There is a significant practical problem to "turn the tree red and work with someone to rebaseline the tests". It takes multiple hours for some bots to build and test a given patch. That means, at any moment, you will have maybe tens and in some cases hundreds of failing tests associated with some changelist that you need to track on the bots. You might have more failing tests associated with a different changelist, and so on.
How do you propose to track which baselines have been computed by which bots for which changelists? In the past I have seen failing tests because baselines were checked in too soon and some bot had not generated new baselines. Things are even worse when a change goes in late in the day. How will the pending rebaselines be handed off to the new gardener?
In either case, your responsibility for the patch does not end with the patch landing in the tree. There may be regressions from your change or additional feedback from reviewers after the patch has landed. You can watch the tree at build.webkit.org to make sure your patch builds and passes tests on all platforms. It is your responsibility to be available should regressions arise and to respond to additional feedback that happens after a check-in.

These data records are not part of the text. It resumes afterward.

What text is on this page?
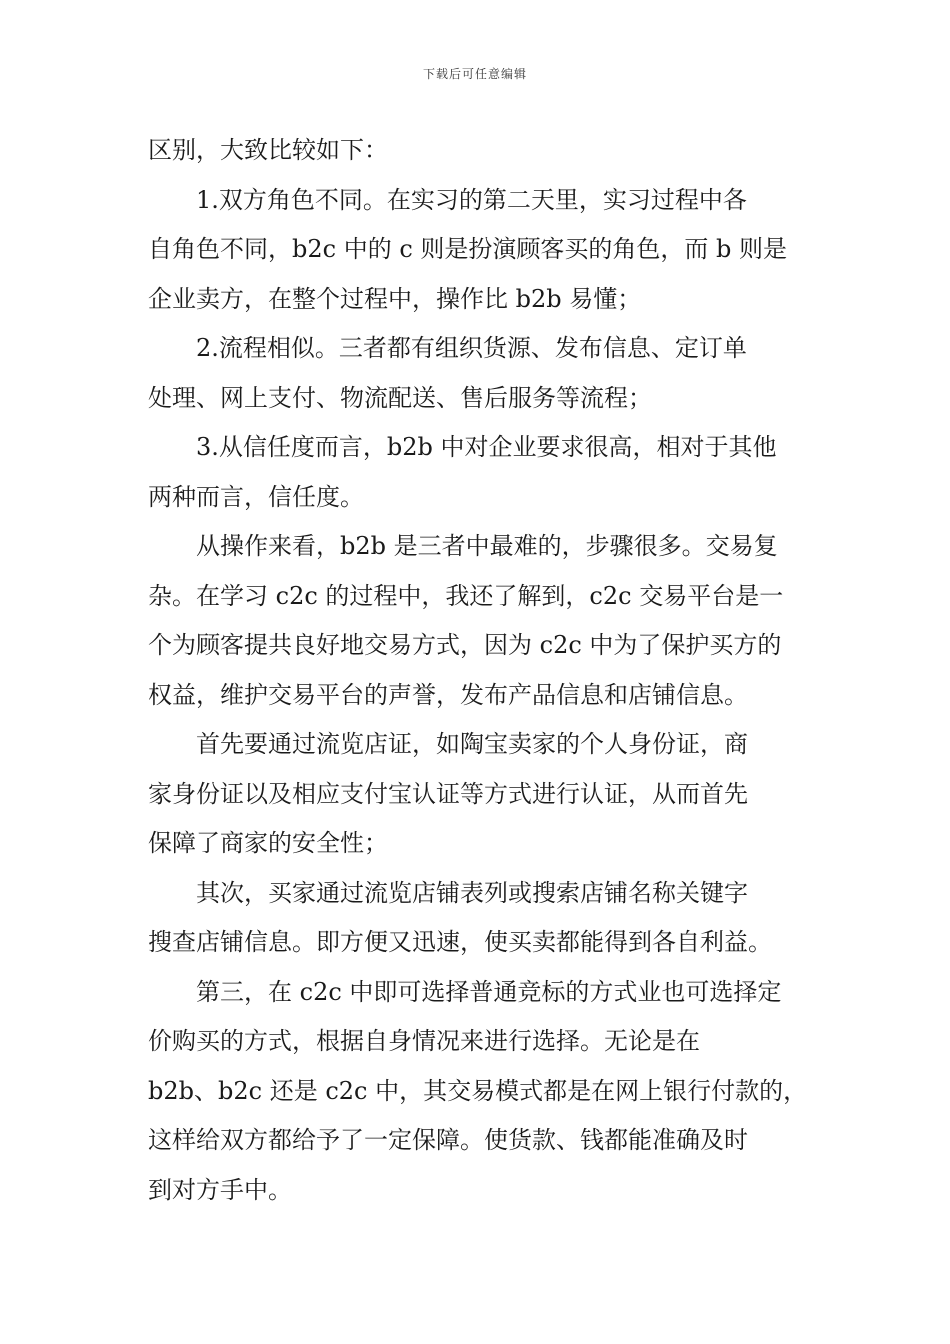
下载后可任意编辑
区别，大致比较如下：
1.双方角色不同。在实习的第二天里，实习过程中各
自角色不同，b2c 中的 c 则是扮演顾客买的角色，而 b 则是
企业卖方，在整个过程中，操作比 b2b 易懂；
2.流程相似。三者都有组织货源、发布信息、定订单
处理、网上支付、物流配送、售后服务等流程；
3.从信任度而言，b2b 中对企业要求很高，相对于其他
两种而言，信任度。
从操作来看，b2b 是三者中最难的，步骤很多。交易复
杂。在学习 c2c 的过程中，我还了解到，c2c 交易平台是一
个为顾客提共良好地交易方式，因为 c2c 中为了保护买方的
权益，维护交易平台的声誉，发布产品信息和店铺信息。
首先要通过流览店证，如陶宝卖家的个人身份证，商
家身份证以及相应支付宝认证等方式进行认证，从而首先
保障了商家的安全性；
其次，买家通过流览店铺表列或搜索店铺名称关键字
搜查店铺信息。即方便又迅速，使买卖都能得到各自利益。
第三，在 c2c 中即可选择普通竞标的方式业也可选择定
价购买的方式，根据自身情况来进行选择。无论是在
b2b、b2c 还是 c2c 中，其交易模式都是在网上银行付款的，
这样给双方都给予了一定保障。使货款、钱都能准确及时
到对方手中。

Changes should succeed on all platforms, but it can be difficult to test on every platform WebKit supports. Be certain that your change does not introduce new test failures on the high-traffic Mac or Windows ports by comparing the list of failing tests before and after your change. Your change must at least compile on all platforms.
As the Chromium owner of tests that are frequently broken by third party contributors (they do their best to help us, but cannot generate all 15 or so Chromium expectations), I would much rather have a bug filed against me and a line in the expectations file. At least I then have visibility on what's happening and a chance to verify the results. In a recent pass to clean up expectations we found multiple cases where the wrong result had been committed because the person who did it failed to realize the result was wrong. While you might say "fix the test to make it obvious", it is not obvious how to do that for all tests.
Why not simply attach an owner and a resolution date to each expectation? The real problem right now is accountability and a way to remind people that they have left expectations hanging.